To the chagrin of the combustion engine ecosystems, electric vehicles (EVs) are coming, and coming fast. This is changing how homeowners think about their garage. For one thing, there’s no more oil and grease on the floor. Plus, there is no carbon monoxide or other emissions since there is no tailpipe on the vehicle. This means the role of the garage has changed from a storage place to a charging station for vehicles. The perception and design of the garage will change as more EVs are purchased.

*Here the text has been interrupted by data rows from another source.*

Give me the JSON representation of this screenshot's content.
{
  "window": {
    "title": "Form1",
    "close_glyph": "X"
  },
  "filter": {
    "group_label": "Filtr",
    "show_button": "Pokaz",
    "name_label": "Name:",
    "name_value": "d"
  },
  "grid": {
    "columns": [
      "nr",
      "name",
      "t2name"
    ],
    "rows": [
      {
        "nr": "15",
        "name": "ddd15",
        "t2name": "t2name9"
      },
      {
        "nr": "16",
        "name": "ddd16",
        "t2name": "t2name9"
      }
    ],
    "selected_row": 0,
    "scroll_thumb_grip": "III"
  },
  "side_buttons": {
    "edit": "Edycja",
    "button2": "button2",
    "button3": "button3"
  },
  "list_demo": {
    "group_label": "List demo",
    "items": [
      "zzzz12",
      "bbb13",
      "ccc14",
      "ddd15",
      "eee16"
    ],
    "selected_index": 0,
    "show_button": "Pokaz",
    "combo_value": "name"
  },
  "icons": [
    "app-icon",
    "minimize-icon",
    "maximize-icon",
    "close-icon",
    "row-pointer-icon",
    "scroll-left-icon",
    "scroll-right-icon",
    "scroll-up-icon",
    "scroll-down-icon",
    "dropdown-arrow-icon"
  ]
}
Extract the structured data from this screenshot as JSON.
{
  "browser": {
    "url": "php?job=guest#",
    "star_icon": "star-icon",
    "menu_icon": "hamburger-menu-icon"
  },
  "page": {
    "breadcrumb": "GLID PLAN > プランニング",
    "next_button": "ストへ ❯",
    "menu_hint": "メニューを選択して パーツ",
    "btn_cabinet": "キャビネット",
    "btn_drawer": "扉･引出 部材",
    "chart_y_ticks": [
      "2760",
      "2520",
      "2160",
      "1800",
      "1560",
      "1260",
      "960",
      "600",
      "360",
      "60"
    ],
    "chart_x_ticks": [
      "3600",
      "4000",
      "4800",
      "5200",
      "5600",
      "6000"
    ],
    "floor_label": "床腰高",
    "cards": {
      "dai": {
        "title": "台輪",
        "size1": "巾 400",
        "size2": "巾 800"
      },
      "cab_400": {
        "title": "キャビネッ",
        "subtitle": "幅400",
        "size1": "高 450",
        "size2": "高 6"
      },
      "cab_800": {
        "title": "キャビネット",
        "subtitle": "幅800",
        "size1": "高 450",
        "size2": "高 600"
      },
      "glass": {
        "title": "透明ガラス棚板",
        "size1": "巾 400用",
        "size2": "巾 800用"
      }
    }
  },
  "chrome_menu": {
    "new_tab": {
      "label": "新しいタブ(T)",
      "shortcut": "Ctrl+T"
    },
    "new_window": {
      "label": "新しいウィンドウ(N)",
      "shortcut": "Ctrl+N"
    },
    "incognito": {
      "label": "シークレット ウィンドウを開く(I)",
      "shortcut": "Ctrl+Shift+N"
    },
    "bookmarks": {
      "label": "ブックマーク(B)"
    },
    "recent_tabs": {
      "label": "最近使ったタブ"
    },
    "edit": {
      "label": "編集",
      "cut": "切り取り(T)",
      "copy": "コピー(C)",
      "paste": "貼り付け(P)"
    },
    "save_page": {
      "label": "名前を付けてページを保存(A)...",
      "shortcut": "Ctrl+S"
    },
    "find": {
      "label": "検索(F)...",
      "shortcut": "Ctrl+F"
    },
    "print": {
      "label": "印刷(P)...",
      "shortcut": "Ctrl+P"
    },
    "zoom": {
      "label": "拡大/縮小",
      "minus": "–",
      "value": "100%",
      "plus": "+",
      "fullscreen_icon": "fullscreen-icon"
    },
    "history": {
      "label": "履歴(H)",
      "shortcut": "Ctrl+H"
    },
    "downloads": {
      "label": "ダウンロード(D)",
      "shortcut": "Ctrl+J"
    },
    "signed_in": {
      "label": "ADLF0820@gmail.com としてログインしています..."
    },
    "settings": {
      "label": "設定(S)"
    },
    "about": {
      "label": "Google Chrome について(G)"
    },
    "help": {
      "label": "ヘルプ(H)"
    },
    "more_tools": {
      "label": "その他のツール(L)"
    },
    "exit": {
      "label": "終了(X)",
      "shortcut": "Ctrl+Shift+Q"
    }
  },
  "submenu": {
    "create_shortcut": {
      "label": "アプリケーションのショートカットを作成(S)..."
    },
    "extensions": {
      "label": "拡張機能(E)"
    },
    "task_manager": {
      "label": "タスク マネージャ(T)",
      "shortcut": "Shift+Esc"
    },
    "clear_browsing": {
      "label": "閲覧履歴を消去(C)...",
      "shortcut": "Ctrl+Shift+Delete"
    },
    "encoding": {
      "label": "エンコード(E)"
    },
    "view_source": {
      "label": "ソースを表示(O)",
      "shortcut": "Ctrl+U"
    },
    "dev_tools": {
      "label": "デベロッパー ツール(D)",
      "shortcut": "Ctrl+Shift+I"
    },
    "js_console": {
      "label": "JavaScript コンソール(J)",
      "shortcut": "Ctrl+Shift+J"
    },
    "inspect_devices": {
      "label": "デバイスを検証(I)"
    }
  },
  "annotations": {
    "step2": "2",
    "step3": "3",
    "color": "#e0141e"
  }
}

The Journal piece notes that some owners of EVs are already putting down flooring over the concrete in their garages and adding extra storage space. “It almost becomes an additional room to the home,” says Lisa McClelland, senior vice president of design studios at Toll Brothers Inc., a luxury-home builder. With this pristine state, it’s not a great leap for the EV-inspired concrete garage floor to be covered with Acme’s durable and handsome Luxury Vinyl Plank flooring.
New technology means that improving one’s golf handicap has never been easier, albeit a little pricey. Indoor golf simulators that were once too expensive for most single-family homes are showing up more often now that prices have fallen, according to the WSJ.
“While the full immersive experience can cost as much as $100,000, entry-level simulators that use laser or infrared radar tracking to read the speed and spin of a golf ball and translate it to a virtual course projected on a screen are available for $6,000-$10,000. Nets can be attached on the sides of the setup to stop balls from flying into different areas of the room.
“On some systems, game consoles can be connected to the projector to play your favorite games on a big screen. Many do double duty as entertainment systems for kids.”
Sound dampening rooms, formerly only found in professional recording studios, are becoming a part of working and playing from home, especially in those homes with multiple generations in one household. Podcasts, training videos, TikTok shorts, digital conference-enabled meetings and a wide range of other presentations are all driving demand for soundproof rooms. Home designers and builders are meeting that demand with new options, while taking advantage of the well-known, sound-dampening advantages of homes with exterior brick construction.
The pandemic changed the way almost everyone viewed household germs and that will likely continue when COVID is just a bad memory. With the entire family home, 24/7, high-traffic areas such as kitchens and baths were “petri dishes” for growing a variety of microbes, some dangerous. This was especially problematic if there were younger children – famous for their crawling on the floor and then putting their fingers in their mouths – in the family.
This situation and intense concern for safety led to the development of products that reduce the number of pathogens that can be spread in the home. These include the PROTECT® ceramic tile products with Microban®, available from Acme Brick. There is a wide variety of colors and textures for these tiles, making the decision to use them a simple one for interior designers and builders.
American media theorist and author Neil Postman, who was known for his suspicion of technology, said, “Technological change is not additive; it is ecological. A new technology does not merely add something; it changes everything.” It can be added that change is also inexorable.
For residential architects, interior designers, builders and their clients, technology will always feed the fire of design.